Does long-term unemployment hurt a person’s chance of returning to the work force? According to a 2012 analysis by the U.S. Congressional Budget Office, long-term unemployment may “produce a self-perpetuating cycle wherein protracted spells of unemployment heighten employer’s reluctance to hire those individuals, which in turn leads to even longer spells of joblessness.” But despite widespread concern about this cycle of long-term unemployment, it has been difficult to credibly establish whether this challenge actually exists.
In response, Kory Kroft (University of Toronto), Fabian Lange (McGill University) and J-PAL affiliate Matthew Notowidigdo (now at Northwestern University) conducted a randomized evaluation testing the impact of the length of job applicants’ unemployment spells on firms’ callback decisions. Using a major online job board in the United States, the researchers sent roughly 12,000 fictitious resumes with randomly varied employment statuses and unemployment spells to 3,000 job openings—four resumes per job. For each job, researchers constructed two high-quality resumes and two low-quality resumes. Researchers also randomly assigned each resume’s employment status and, if unemployed, the length of the current unemployment spell. By randomly varying employment characteristics across high and low-quality resumes, researchers were able to isolate the effect of unemployment spells on firms’ callback decisions.

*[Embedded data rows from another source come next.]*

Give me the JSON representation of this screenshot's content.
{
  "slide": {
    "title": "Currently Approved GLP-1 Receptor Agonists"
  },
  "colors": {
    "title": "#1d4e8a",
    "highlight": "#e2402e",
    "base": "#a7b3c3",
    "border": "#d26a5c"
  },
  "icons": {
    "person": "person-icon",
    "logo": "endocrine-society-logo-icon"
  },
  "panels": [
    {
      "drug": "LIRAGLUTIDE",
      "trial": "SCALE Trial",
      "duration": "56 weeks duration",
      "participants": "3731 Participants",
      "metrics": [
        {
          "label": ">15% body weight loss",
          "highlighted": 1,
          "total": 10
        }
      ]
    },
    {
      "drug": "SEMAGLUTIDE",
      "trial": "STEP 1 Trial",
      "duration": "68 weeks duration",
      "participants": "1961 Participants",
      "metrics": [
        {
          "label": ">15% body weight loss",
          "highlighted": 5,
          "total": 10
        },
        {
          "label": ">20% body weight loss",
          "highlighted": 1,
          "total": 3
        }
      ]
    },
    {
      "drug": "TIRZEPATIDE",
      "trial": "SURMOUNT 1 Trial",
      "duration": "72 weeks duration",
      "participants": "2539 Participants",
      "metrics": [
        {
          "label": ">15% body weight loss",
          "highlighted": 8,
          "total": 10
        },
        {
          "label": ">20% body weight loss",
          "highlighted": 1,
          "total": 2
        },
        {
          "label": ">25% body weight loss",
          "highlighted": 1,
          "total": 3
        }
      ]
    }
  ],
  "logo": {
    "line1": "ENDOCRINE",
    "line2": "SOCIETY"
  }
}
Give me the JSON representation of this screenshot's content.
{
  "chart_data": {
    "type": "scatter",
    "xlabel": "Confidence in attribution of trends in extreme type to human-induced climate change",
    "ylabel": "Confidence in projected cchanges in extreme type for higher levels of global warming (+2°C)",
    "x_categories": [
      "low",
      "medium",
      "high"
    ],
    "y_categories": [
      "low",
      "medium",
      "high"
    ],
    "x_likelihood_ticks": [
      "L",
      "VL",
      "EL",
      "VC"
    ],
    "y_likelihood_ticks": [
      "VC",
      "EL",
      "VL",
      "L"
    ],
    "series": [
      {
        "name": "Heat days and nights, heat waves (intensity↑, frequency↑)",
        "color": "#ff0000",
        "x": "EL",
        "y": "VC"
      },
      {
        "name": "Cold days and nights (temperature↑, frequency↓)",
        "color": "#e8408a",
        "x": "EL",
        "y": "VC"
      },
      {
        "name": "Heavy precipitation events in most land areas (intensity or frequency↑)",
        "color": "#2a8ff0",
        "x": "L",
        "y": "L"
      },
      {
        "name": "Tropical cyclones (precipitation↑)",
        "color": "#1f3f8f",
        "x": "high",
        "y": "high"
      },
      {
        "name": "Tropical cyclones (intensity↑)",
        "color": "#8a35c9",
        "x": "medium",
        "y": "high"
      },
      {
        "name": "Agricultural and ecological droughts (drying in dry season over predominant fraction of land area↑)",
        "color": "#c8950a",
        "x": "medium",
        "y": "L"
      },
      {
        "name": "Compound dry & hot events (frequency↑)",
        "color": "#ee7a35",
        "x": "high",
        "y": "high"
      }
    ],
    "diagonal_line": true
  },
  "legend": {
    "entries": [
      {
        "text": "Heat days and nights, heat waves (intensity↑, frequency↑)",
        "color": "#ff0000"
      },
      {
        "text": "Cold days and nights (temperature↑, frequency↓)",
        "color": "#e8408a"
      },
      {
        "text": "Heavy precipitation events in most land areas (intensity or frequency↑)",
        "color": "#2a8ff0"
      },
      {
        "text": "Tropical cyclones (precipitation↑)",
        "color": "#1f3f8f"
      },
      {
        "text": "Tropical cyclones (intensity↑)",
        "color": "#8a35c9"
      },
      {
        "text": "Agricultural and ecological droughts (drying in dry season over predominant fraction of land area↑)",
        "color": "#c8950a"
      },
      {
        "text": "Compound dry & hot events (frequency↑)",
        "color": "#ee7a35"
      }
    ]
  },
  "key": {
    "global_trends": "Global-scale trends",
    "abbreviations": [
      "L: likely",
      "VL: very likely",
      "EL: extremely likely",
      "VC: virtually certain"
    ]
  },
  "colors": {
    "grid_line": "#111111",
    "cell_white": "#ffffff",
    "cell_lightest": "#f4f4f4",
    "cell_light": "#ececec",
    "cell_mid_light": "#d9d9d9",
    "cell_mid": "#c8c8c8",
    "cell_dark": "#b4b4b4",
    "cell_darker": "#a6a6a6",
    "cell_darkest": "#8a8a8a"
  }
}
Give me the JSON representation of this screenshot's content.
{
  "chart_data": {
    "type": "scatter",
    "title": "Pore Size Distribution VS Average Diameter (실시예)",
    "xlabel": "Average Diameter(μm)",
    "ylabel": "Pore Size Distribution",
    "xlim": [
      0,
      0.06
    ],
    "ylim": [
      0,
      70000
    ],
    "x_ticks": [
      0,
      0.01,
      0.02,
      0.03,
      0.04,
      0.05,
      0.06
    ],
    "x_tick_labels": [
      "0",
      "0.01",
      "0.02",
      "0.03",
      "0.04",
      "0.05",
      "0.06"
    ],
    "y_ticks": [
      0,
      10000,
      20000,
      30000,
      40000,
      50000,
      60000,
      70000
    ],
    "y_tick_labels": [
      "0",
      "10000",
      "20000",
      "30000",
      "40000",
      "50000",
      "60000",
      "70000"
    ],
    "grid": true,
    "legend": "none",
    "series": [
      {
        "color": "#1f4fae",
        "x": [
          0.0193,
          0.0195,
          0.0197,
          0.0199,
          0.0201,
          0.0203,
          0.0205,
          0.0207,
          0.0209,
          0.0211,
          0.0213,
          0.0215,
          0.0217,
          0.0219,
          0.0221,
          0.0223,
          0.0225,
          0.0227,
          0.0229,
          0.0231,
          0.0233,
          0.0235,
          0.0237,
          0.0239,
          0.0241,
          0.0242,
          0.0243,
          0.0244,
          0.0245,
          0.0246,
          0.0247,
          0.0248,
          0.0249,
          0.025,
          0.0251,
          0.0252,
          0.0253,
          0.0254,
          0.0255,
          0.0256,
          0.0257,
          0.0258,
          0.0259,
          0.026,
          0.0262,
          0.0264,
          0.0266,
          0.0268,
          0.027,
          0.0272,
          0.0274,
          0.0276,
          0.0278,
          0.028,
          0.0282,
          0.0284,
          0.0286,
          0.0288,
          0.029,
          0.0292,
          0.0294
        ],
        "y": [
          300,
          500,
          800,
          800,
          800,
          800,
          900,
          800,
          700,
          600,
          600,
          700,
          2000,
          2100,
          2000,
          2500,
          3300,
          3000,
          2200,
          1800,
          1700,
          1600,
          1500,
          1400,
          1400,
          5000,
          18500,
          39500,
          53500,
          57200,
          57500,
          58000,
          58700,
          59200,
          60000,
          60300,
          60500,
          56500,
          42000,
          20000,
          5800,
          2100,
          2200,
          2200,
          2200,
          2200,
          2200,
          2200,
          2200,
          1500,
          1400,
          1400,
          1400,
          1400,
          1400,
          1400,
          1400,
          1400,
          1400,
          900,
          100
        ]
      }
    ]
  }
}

Overall, the evidence from this study demonstrates that longer unemployment spells reduced interview callbacks, potentially because employers consider long unemployment to be an indicator of low worker quality. Over the first eight months of an unemployment spell, the likelihood of receiving a callback from employers sharply declined the longer an applicant had been unemployed. Past eight months, more time spent out of the workforce did not continue to reduce callbacks. In addition, researchers found that this effect was stronger in a tight local labor market where fewer workers were likely to be unemployed and among young job seekers with limited experience. Future research is needed to examine how duration dependence affects older job seekers.
Study Cited: Kroft, Kory, Fabian Lange, and Matthew J. Notowidigdo. 2013. “Duration Dependence and Labor Market Conditions: Evidence from a Field Experiment.” The Quarterly Journal of Economics 128: 1123-67.